Halliday (2008: 180):
More localised features are typically intersected and construed in bundles, usually being assigned some preferred rôle in the configuration of processes: as the process itself, as a participant in the process, as quality of a participant, or as a circumstance (i.e. being assigned to an open word class — in English and Chinese, verb, noun, adjective or adverb).

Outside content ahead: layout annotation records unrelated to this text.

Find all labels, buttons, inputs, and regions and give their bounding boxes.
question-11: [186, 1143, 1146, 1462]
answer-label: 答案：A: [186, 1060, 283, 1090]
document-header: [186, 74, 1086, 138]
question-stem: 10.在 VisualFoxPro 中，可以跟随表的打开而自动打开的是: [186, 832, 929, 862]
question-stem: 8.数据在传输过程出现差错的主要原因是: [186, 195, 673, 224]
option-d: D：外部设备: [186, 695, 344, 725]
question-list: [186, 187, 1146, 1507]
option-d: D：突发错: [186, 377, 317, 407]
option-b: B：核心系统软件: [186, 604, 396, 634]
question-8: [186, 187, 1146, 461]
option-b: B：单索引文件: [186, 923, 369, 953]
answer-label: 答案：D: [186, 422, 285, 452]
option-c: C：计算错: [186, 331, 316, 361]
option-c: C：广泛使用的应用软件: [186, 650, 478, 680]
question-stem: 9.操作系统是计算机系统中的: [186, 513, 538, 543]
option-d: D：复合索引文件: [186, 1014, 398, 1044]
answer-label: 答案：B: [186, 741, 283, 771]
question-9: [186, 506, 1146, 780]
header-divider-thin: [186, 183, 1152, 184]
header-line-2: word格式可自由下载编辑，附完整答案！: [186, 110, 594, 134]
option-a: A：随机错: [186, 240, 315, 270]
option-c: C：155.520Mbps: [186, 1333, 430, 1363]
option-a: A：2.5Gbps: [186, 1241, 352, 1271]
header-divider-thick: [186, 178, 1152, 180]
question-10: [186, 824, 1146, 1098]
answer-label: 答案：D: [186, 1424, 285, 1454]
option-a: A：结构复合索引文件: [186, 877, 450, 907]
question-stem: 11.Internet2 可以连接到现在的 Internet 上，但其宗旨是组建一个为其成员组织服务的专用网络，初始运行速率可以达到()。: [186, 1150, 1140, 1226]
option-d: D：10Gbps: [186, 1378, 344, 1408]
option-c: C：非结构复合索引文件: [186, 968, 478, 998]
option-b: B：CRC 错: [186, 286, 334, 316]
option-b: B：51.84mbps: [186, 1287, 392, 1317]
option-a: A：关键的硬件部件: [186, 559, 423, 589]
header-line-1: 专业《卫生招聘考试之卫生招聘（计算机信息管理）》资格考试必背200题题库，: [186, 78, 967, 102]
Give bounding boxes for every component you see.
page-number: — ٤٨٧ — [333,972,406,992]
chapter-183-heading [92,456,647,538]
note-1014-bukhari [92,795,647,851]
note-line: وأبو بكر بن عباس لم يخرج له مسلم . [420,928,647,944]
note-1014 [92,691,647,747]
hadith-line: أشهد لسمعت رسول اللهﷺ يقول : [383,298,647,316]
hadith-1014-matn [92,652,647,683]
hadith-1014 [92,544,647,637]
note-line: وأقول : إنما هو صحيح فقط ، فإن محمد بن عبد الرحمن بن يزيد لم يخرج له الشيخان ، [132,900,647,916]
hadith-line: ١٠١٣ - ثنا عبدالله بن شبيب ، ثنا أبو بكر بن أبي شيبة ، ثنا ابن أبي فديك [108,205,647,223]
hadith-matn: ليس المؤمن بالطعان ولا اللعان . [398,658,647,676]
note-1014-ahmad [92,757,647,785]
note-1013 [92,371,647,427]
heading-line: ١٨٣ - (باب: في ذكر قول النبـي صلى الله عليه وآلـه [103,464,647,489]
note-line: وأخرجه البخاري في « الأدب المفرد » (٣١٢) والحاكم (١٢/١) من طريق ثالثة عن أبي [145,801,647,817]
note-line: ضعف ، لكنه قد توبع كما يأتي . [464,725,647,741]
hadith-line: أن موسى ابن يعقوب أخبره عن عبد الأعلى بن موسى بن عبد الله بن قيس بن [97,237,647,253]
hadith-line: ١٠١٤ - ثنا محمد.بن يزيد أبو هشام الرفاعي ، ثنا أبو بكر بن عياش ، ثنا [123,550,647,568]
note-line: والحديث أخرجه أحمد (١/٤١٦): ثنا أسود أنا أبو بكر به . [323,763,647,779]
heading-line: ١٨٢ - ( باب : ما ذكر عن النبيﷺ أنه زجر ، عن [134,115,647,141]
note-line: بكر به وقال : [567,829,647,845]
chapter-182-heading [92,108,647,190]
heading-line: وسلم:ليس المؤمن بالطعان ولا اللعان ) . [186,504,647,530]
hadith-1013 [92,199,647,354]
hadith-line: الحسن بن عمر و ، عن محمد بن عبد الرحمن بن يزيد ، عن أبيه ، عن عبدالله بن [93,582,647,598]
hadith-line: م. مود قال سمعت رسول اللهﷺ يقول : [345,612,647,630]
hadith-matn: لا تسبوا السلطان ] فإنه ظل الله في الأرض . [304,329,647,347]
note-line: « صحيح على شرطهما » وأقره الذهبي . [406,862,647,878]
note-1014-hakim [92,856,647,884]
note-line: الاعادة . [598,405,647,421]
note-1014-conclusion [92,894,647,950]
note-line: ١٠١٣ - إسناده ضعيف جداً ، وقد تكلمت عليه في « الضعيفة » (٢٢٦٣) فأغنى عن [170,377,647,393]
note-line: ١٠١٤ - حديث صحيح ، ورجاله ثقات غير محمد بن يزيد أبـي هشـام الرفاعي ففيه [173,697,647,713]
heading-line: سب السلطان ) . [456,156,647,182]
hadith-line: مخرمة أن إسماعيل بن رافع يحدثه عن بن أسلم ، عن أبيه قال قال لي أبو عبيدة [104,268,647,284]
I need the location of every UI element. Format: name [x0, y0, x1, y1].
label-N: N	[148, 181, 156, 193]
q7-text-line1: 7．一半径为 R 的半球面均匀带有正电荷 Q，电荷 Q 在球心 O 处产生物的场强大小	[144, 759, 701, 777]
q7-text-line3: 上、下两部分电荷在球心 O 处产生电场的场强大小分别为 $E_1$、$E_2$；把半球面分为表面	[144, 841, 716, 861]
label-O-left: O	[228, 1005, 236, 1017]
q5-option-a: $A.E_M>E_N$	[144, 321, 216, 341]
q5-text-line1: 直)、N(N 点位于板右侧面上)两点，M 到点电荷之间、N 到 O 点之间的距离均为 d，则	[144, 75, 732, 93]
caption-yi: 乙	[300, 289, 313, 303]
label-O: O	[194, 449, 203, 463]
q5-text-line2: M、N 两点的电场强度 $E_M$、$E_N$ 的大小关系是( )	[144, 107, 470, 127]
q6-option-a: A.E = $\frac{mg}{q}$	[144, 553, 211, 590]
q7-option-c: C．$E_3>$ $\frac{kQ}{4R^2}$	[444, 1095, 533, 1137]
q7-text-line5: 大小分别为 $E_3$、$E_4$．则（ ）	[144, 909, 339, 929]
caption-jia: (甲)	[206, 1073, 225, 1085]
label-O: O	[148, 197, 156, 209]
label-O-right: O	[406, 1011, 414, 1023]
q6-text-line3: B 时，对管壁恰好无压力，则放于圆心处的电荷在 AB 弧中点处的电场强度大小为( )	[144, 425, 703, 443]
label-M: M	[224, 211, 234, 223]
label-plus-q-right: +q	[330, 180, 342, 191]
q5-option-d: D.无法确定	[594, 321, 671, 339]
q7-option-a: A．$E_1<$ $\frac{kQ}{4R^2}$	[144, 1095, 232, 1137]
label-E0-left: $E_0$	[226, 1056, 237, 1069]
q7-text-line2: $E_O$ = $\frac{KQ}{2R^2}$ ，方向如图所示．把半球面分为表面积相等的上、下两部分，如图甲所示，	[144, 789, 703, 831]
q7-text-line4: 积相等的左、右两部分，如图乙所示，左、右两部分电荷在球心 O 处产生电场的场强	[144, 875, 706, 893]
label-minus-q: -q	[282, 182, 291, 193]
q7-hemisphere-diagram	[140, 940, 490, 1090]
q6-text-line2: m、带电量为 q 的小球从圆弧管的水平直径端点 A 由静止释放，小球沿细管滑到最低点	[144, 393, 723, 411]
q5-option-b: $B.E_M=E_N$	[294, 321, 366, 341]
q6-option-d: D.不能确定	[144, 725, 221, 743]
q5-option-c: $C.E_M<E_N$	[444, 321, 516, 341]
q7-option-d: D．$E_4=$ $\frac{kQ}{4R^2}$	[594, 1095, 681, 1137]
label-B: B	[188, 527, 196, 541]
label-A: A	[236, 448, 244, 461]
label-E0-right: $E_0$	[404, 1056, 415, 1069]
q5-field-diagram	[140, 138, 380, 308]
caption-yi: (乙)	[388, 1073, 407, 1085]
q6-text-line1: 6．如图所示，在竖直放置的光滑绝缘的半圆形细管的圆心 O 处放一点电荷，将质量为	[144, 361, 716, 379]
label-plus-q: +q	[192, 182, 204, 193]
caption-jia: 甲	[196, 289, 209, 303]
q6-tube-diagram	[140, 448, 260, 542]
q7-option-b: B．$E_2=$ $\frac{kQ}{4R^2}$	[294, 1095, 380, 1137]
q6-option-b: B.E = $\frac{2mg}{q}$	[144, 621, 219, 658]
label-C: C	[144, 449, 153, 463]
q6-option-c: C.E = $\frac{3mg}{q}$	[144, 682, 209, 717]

These open word classes construe meanings that we call “lexicalised”; and their “vectors” may be just the presence or absence of some particular component feature.

Saturday 15 March 2014

The Dimensionalising Of Semantic Space: Grammaticalised Features

Halliday (2008: 180):
What we usually call “grammatical” are those sets of features that are construed as single vectors, and which tend to permeate a large number of semantic domains; for example, all potential participants are countable or uncountable, and if countable, are singular or plural.

Friday 14 March 2014

The Grammatical System Network Theorises The Dimensionalising Of Semantic Space

Halliday (2008: 180):
Thus the lexicogrammarlinguistic formdimensionalises semantic space; and the grammatical system network theorises this process, just as the phonological system network theorises the dimensionalising of phonetic space.

Thursday 13 March 2014

Polarity & Modality As Pre-Metafunctional

Halliday (2008: 180n):
polarity is as it were pre-metafunctional: it develops (and probably evolved) prior to the distinction between ideational and interpersonal meanings. (Rather in the same way that, in the physical world, positively and negatively charged particles seem to be prior to the distinction between matter and information!) It may be that the “energy levels” of  modality (high / median / low) are also of this kind: both modality and polarity are regularly grammaticalised in combination with other features.

Wednesday 12 March 2014

Protolanguage, Appraisal & Grammaticalisation

Halliday (2008: 179-80):
In terms of children’s early language development, the interpersonal metafunction provides the prototype of how meanings come to be grammaticalised. The two systems that were first grammaticalised by one small child (Nigel, aged 0;10) were:
polarity: positive / negative 
modality: value: low / high
followed shortly by the two forms of “appreciation” in conjunction with the feature “positive”:
appreciation (positive): impact (“that’s interesting”) / quality (“that tastes nice”)
Note that these were not yet mother tongue; they were protolanguage, realised by sounds and gestures. But they were systemic, or at least proto-systemic; and they provided the model for the linguistic systems of appraisal, where each lexical item realises the intersection of an appraisal feature with polarity and/or modality.

Tuesday 11 March 2014

Appraisal: Attitude

Halliday (2008: 179):
This is a grammatical system that is realised by a selection of lexical items. Each such item is uniquely identified as a set of intersecting grammatical features; eg complicated is
appraisal: attitude: appreciation: composition: ( complexity : complex /  polarity: negative …)
as well as other general grammatical features (e.g. as distinct from confusing, which is “effective”, as in it confuses me, complicated is “descriptive”).  Note that I am interpreting the feature "undesirable" (the "snarl" member of the "purr/snarl" opposition) as negative in the environment of the interpersonal.